As an amateur who's been fascinated by this puzzle himself, I will add some context that might be relevant in assessing the plausibility of this claim:

- The "Libation Formula", which the author used as the base for his translations, is the most studied piece of writing in Linear A, because it's the only recurring phrase (with grammatical variation) that we have. The corpus is extremely fragmentary, with just a handful of instances of longer text (and even then, the texts are the length of an average sentence in English). The majority of documents available to us are lists (of inventory, personnel, offerings or something of this sort). The longer texts make use of punctuation marks, likely put in between words. This gives us a non-trivial vocabulary, which still does not match that of any known language.

- With such fragmentary remaining material, we cannot be sure that a) all the texts we call "Linear A" are written in the same language, and b) the recognizable words are not abbreviations, for example.

- The author made an assumption that Linear A symbols which have counterparts in Linear B should have the same phonetic values. This gives us an already known glyph that represented "NA". "Duplicate" glyphs are only found in the P-series, and are assumed to represent syllables which were distinguished by the Linear A language, but not by Greek - such as aspirated/unaspirated P. There is a glyph that stands for "NWA" in Linear B, but instances of it have been found in Linear A as well.

- There are countless words with no known etymology in Ancient Greek, assumed to originate from a substrate language or languages spoken in the area at the time Greeks migrated to their present-day homeland. The language of Linear A would be a likely candidate for such substrate. If Linear A were a Semitic language, then we should already be able to establish Semitic etymologies for those words as they were in Greek. Of course it could also be the case that these words came from an another language which did not adopt writing or its writing did not survive to our times.

Ciao. I'm Tom di Mino, and I'm on vacation in Bellingham, Washington right now. I'll get back to you later with a formal response.

I've also reached out to Dr. Ester Salgarella, so I'm familiar with attempts to apply computational analysis to the corpus, and where previous efforts erred.

Always glad to exchange! I'm a software engineer and a hobby linguist only myself, so don't expect wonders from me. But this is a fun topic to research for sure.

Tom has entered the chat!

Thanks for the context; how do you think this impacts plausibility? Presumably the fact that he made progress in a well studied passage is cause for skepticism? What's your take?

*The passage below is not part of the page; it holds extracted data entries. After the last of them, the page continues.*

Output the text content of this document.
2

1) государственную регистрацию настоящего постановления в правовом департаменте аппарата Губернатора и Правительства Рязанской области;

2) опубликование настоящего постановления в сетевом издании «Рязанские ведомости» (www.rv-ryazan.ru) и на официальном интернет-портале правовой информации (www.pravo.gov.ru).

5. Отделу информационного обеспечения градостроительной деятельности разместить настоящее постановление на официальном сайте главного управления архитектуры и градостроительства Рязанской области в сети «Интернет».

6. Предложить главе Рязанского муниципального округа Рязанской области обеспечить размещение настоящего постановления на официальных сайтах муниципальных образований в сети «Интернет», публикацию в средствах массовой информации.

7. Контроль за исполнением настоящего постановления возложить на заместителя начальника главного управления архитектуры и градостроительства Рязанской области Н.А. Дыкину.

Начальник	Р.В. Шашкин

Well, the reasoning in the article is that if you take A-TA-I-*301-WA-JA, keep only W-J and assume *301 starts with N, then you get a claimed Semitic root N-W-Y related to dwelling, except I wonder whether that shouldn't be N-W-H instead https://en.wiktionary.org/wiki/%D7%A0%D7%95%D7%95%D7%94 (Semitic isn't my area) so at best one fifth of one word matches two thirds of another therefore iT mUsT bE sEmItIc. A serious attempt at decipherment should at least try to explain the A-TA-I, or any of the other words in the sentence, for that matter.